M. Crisparkle sortit de cette conférence l’esprit encore inquiet et très-préoccupé au sujet de Neville, qu’il gardait pour ainsi dire comme prisonnier dans sa maison.

Il se mit à errer solitairement dans la nuit.

Machinalement, il se dirigea vers l’écluse de Cloisterham.

Il faisait fréquemment cette promenade, et l’on peut dire que ses pas avaient pris naturellement cette direction plutôt qu’une autre.

Mais sa préoccupation était si forte, qu’il ne fit aucune attention aux lieux qu’il traversait, et il n’eut conscience qu’il était près de l’écluse qu’en entendant le bruit produit par la chute de l’eau.

Comment était-il venu là ?

Ce fut la première pensée qui lui vint.

Pourquoi y était-il venu ?

Ce fut la seconde.

Puis il s’arrêta pour écouter attentivement le bruit de l’eau.

Les étoiles brillaient au ciel.

L’écluse était à deux grands milles au-dessus de l’endroit où les deux jeunes gens étaient venus observer la tempête.

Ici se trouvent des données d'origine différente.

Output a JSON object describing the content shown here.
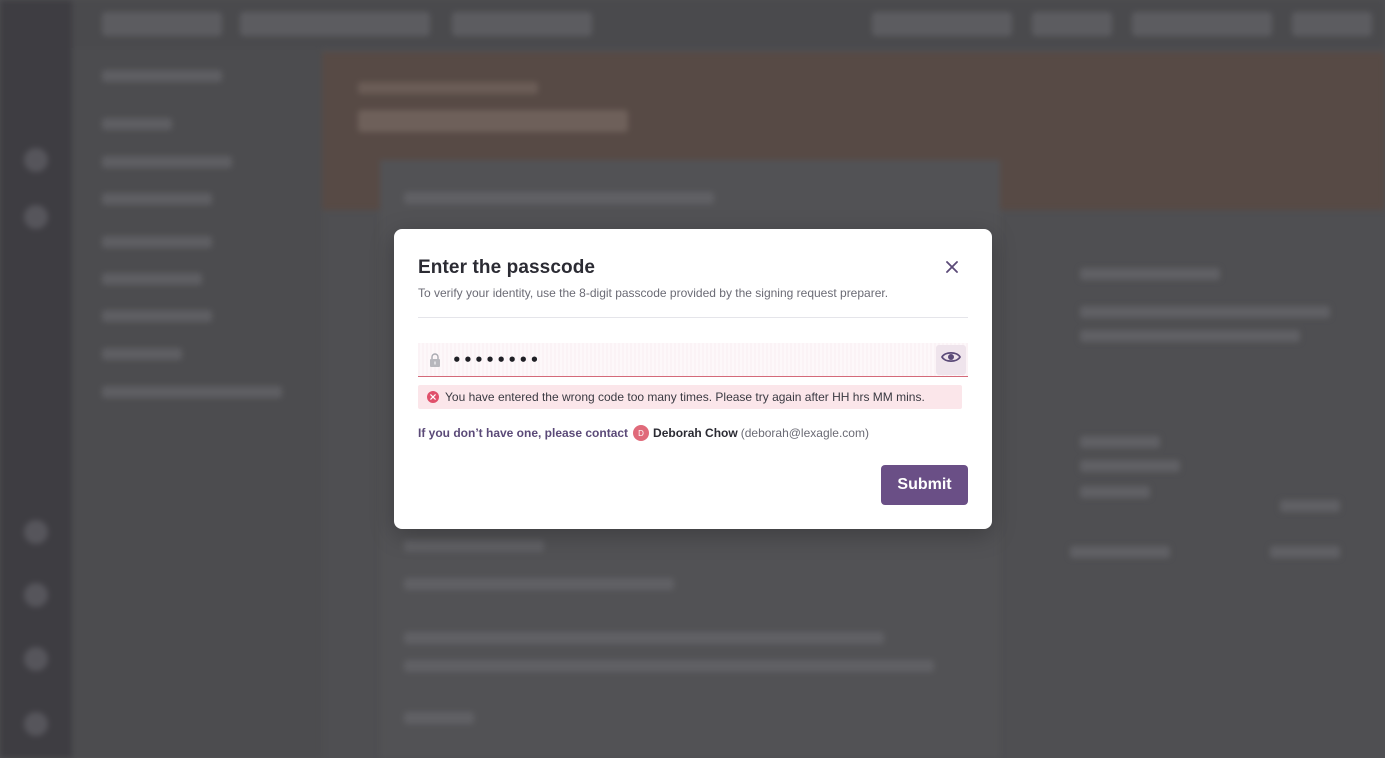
{
  "modal": {
    "title": "Enter the passcode",
    "subtitle": "To verify your identity, use the 8-digit passcode provided by the signing request preparer.",
    "passcode_value": "••••••••",
    "error_text": "You have entered the wrong code too many times. Please try again after HH hrs MM mins.",
    "contact": {
      "lead_text": "If you don’t have one, please contact",
      "avatar_initial": "D",
      "name": "Deborah Chow",
      "email": "(deborah@lexagle.com)"
    },
    "submit_label": "Submit"
  },
  "icons": {
    "close": "close-icon",
    "lock": "lock-icon",
    "eye": "eye-icon",
    "error": "error-x-icon"
  },
  "colors": {
    "accent": "#6a4f86",
    "error": "#e0506b",
    "error_bg": "#fbe6ea",
    "avatar": "#e06a7a",
    "overlay": "#4f4f52"
  }
}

Aucune recherche n’avait été poussée jusque-là, car le courant y était fort et rapide, et les endroits où il était le plus probable de rencontrer un cadavre, si un fatal accident était arrivé, se trouvaient être plutôt à la marée montante et descendante, entre ce lieu et la mer.

L’eau passait par-dessus l’écluse, avec son fracas habituel, par cette nuit froide et constellée.

Tout à coup M. Crisparkle eut l’étrange idée qu’il y avait quelque chose d’inaccoutumé dans l’aspect de ce lieu.